Personal information
- Full name: Luke Charles Ryan
- Born: 5 August 1988 (age 38) Welwyn Garden City, Hertfordshire, England
- Batting: Right-handed
- Bowling: Slow left-arm orthodox

Domestic team information
- 2006–2017: Oxfordshire
- 2007–2009: Oxford UCCE

Career statistics
| Competition | First-class |
| Matches | 6 |
| Runs scored | 44 |
| Batting average | 8.80 |
| 100s/50s | –/– |
| Top score | 21 |
| Balls bowled | 667 |
| Wickets | 8 |
| Bowling average | 57.37 |
| 5 wickets in innings | – |
| 10 wickets in match | – |
| Best bowling | 3/89 |
| Catches/stumpings | 4/– |
- Source: Cricinfo, 24 June 2019

= Luke Ryan (cricketer) =

English cricketer (born 1988)

Luke Charles Ryan (born 5 August 1988) is an English former first-class cricketer.

Ryan was born at Welwyn Garden City in August 1988. He studied at Oxford Brookes University. While studying at Oxford Brookes he played first-class cricket for Oxford UCCE from 2007-09, making six appearances.

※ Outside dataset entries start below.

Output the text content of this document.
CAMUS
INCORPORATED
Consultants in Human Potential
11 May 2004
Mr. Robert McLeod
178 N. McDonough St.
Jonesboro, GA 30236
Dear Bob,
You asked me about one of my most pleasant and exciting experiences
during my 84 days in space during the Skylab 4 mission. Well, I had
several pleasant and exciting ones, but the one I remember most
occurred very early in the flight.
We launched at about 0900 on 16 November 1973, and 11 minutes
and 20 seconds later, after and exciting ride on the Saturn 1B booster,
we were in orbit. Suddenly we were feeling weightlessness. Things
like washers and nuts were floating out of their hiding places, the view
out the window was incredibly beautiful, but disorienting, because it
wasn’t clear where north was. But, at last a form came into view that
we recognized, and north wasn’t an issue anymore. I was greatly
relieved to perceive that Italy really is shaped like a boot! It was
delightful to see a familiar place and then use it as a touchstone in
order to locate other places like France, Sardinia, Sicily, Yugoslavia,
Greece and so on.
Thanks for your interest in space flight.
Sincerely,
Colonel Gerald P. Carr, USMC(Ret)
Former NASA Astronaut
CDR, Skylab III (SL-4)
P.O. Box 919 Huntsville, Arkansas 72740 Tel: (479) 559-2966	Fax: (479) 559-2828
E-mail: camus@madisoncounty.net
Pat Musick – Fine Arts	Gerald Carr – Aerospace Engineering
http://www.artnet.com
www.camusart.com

Playing as a slow left-arm orthodox bowler, he took 8 wickets at an average of 57.37, with best figures of 3 for 89. With the bat, he scored 44 run with a high score of 21. In addition to playing first-class cricket, Ryan also played minor counties cricket for Oxfordshire between 2006-17, making 44 appearances in the Minor Counties Championship, alongside 43 and four appearances in the MCCA Knockout Trophy and Minor Counties Twenty20 respectively.